The ASCUS diagnosis is highly subjective and has poor interobserver and intraobserver reproducibility. In an attempt to narrow the diagnostic criteria, we tried to identify the morphologic features of ASCUS cells that were more frequently associated with HPV DNA detection; however, no specific morphologic features of atypical cells were found to be more commonly associated with HPV positivity when these features were analyzed individually. In addition, we did not find significant differences in overall HPV prevalence between the morphologic subtypes of ASCUS; nonetheless, ASCUS-IM showed slightly higher prevalence of high-risk HPV types. No other reports of HPV detection in morphologic subtypes of ASCUS are available. Several studies, however, reported histologic follow-up for ASCUS cases subclassified according to morphology. Sheils et al20 reported detection of SIL in follow-up biopsies of 10% of patients with mature ASCUS, 24% of metaplastic ASCUS, and 42% of immature metaplastic ASCUS. Voytek et al21 reported that 50% of patients with atypical parakeratotic cells had SIL on a follow-up Pap test or biopsy. In contrast, ASCUS associated with atrophy rarely correlates with the presence of SIL. Abati et al22 and Symmans et al23 both reported SIL in a mere 12% of patients with atypical atrophic smears. Ettler et al24 analyzed individual morphologic features of ASCUS cells and correlated their presence with detection of dysplasia in the biopsies. Of all the examined features (increased nuclear size, irregular chromatin pattern, nuclear membrane irregularity, presence of nucleoli, multinucleation, perinuclear halo, and metaplastic morphology), only nuclear membrane irregularity was independently predictive of dysplasia.

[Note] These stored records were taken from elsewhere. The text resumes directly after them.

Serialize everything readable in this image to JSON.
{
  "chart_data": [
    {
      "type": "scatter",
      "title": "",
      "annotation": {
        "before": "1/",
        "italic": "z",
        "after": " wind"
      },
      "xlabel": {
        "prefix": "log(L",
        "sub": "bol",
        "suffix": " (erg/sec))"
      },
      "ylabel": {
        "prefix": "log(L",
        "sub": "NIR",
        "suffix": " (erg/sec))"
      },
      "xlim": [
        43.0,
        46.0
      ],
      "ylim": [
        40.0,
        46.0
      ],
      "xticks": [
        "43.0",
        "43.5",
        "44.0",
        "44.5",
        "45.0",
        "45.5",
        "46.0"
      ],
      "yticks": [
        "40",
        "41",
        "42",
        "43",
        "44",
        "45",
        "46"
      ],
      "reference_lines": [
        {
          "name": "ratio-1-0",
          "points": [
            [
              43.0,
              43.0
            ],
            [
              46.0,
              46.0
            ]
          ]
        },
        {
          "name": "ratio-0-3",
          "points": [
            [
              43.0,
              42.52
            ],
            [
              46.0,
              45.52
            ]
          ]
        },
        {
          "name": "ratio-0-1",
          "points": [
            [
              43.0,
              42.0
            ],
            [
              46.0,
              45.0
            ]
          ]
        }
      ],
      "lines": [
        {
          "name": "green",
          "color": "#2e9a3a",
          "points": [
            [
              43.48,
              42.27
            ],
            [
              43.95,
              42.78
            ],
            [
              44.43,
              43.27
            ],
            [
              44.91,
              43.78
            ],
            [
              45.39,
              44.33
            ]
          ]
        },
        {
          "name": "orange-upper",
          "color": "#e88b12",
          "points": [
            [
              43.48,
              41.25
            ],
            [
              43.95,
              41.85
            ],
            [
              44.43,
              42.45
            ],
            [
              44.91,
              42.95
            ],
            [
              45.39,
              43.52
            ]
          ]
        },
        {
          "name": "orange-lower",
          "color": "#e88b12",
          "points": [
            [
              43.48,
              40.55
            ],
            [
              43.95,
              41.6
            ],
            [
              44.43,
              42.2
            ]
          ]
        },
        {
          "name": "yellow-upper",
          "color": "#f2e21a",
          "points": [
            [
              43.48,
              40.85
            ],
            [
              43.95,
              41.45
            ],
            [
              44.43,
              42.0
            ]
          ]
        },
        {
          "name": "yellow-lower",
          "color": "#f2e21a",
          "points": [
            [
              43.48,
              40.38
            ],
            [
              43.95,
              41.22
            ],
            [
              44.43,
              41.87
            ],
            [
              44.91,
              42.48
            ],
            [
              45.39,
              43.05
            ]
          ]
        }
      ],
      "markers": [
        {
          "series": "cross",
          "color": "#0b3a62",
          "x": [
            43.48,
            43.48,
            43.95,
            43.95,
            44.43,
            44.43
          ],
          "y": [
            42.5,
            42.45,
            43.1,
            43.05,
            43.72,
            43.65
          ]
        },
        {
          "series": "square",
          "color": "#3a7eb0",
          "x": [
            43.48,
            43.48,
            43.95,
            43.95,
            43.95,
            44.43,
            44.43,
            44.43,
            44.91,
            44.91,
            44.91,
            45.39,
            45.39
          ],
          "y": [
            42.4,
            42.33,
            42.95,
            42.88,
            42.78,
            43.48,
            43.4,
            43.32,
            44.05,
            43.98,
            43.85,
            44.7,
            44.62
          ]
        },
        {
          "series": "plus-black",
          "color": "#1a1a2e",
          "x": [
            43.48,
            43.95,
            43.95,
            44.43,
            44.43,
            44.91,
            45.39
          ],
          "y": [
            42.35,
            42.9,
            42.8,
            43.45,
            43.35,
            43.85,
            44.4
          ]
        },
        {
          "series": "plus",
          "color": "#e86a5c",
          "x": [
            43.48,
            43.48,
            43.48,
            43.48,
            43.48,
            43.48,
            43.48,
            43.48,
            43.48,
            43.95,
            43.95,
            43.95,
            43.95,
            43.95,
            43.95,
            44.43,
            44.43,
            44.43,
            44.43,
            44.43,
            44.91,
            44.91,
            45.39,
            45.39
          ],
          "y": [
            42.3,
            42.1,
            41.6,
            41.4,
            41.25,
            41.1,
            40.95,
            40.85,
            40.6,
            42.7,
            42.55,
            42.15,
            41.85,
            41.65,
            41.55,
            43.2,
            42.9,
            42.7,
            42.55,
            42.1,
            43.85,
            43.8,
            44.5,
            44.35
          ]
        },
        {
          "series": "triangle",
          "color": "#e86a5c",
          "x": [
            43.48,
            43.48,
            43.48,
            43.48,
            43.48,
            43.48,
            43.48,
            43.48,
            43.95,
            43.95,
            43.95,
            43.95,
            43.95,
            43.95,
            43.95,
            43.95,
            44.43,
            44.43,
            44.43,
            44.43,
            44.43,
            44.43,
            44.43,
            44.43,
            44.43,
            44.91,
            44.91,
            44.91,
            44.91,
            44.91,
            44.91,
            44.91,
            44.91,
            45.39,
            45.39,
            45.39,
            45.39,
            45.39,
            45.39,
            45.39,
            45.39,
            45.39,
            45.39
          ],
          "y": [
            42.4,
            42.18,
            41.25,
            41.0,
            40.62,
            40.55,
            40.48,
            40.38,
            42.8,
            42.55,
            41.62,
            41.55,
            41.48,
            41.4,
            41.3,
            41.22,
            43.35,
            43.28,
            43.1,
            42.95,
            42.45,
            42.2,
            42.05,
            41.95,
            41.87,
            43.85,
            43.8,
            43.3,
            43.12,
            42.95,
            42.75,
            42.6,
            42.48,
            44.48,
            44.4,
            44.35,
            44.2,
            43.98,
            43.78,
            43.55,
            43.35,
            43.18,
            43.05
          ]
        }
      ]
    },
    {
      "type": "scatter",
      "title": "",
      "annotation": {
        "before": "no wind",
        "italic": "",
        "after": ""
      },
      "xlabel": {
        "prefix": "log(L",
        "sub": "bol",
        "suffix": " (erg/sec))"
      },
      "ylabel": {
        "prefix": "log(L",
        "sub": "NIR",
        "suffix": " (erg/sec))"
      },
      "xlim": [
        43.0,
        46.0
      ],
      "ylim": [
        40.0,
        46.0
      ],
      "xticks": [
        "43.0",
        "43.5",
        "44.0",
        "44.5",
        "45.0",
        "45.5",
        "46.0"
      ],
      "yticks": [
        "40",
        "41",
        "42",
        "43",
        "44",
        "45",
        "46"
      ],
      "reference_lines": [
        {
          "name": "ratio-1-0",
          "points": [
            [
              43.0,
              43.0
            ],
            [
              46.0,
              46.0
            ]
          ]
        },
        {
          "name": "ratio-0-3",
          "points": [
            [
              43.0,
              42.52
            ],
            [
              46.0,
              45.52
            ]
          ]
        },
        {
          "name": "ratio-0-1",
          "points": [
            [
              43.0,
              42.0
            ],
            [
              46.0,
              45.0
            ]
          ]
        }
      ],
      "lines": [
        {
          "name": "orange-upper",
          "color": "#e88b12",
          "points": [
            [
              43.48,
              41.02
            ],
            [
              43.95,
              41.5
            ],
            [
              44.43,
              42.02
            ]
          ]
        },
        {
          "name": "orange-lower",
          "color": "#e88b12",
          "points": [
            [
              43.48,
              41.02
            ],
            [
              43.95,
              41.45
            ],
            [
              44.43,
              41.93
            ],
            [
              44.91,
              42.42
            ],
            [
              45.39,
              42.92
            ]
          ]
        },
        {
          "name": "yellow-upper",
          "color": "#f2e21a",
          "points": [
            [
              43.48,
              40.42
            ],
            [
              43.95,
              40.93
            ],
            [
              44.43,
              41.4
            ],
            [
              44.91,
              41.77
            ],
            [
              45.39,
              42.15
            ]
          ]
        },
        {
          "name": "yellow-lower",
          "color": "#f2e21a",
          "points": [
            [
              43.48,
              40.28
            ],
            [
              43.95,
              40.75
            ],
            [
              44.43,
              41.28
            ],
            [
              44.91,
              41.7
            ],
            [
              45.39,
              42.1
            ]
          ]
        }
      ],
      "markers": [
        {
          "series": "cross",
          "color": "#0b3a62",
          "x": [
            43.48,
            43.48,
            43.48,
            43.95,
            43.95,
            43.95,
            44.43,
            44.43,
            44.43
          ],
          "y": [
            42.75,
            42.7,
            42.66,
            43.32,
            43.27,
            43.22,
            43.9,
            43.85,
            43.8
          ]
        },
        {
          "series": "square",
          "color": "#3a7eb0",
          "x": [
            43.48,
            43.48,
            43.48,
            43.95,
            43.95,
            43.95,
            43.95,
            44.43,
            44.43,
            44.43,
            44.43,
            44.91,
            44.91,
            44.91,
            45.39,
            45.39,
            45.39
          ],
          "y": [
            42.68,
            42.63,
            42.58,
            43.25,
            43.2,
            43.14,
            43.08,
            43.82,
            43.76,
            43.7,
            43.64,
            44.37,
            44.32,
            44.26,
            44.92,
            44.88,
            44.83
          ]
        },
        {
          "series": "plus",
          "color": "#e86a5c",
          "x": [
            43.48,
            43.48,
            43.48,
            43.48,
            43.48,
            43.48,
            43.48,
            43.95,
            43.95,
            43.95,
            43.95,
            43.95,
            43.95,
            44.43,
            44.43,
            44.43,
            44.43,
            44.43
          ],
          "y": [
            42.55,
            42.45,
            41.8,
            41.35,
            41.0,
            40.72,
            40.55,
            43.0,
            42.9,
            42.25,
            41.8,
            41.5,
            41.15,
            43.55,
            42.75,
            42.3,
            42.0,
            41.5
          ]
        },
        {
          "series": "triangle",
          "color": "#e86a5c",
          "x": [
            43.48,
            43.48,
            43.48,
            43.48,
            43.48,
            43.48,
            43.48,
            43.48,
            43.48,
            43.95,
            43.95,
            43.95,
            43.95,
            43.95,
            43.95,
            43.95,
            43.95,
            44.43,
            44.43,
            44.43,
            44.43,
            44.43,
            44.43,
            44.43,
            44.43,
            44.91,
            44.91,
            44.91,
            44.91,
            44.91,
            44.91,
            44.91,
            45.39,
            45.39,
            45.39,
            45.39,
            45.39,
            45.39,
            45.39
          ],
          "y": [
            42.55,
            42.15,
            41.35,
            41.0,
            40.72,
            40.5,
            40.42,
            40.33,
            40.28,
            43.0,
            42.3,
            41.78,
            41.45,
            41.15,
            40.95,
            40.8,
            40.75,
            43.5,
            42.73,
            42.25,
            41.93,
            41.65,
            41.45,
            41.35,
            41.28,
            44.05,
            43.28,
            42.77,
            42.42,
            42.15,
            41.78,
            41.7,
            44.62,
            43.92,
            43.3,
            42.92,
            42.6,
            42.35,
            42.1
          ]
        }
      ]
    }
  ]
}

In conclusion, the results of our study indicate that elimination of the ASCUS-R category in TBS 2001 may result in a significant decrease in the number of ASCUS diagnoses. Furthermore, cases downgraded to the negative category had a relatively low prevalence of HPV DNA, and it is therefore expected that the new TBS 2001 will increase the specificity of the Pap test without compromising its sensitivity.